Frederick Grant Hill was born December 6, 1935, in Tulsa, Okla., grew up in nearby Bartlesville and died peacefully on April 17, 2018, at the Vermont Respite House in Williston after a prolonged illness. He leaves behind his partner since 1979, Dianne Monaco; his son by first marriage, Tristram, and daughter-in-law Preetha Kurudiyara, both physicians in Wisconsin; granddaughters Zara and Violet; and stepbrother Tom Murray and stepsister Marion Murray Olivier of Texas.
Before passing away, Fred had the following reflections on his life.
“He was an artistic and commercial/industrial photographer; a collector of discarded materials, some now a perplex of industrial-wire sculptures; a writer of letters to editors and some children’s verse; and an omnivorous reader with a large, select and cataloged accumulation of books.

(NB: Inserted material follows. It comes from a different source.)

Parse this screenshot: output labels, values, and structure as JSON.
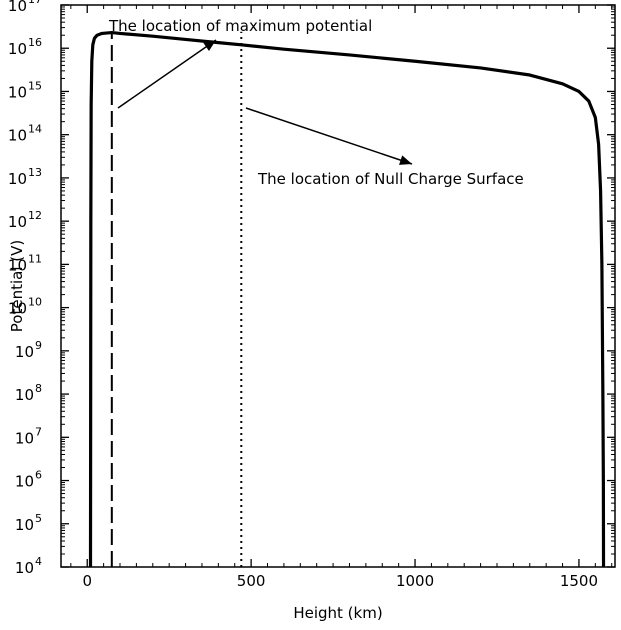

“Start to finish, Fred was a naïve, conflicted small-town city boy — in love with Boston, at home in Burlington and comfortable with but unexcited by yard work in exurbia. He was solitary, introspective, friendly and likable but not sociable, at a loss for what to say after 'Hello,' usually out of step, nor could he dance. Obsessively neat, he respected creative disorder but had to tidy it a bit. He enjoyed (and kept) his day jobs, lived frugally, arrived early for appointments and wondered at finding himself so often among free spirits, as he was not one.
“Less ambitious than curious, he preferred discovery and was exhilarated to find intuition serving better than his instinct for planning. His best accomplishments, including photographs, were accidental. He wondered if even acceptance by the Massachusetts Institute of Technology hadn’t been by mistaken identity. Math and physics inspired decades of reading. Thermodynamics, though, he flunked; a senior-year requirement, it was clearly his limit, so he quit, with less regret than expected.
“Calling his formal education good, he proceeded with the informal. Reading was an adventure, learning still a habit, nothing else as much fun. In 1958 the U.S. Army assigned him to write film scripts at the Army Chemical Center in Maryland, where he waited a year for security clearance. No time wasted: He learned stagecraft at the little theater, improvised a silent skit that brought modest chuckles from a packed house and repaid his college loan.” Fred maintained a lifelong love of theater, film and the arts thereafter.
Fred’s favorite charities included the Committee on Temporary Shelter (COTS), the King Street Youth Center, the food shelf and Women Helping Battered Women. He requested that, in his memory, “donations of any kind can be given to anyone anywhere if accompanied by an articulate letter on any subject, of 250 words.”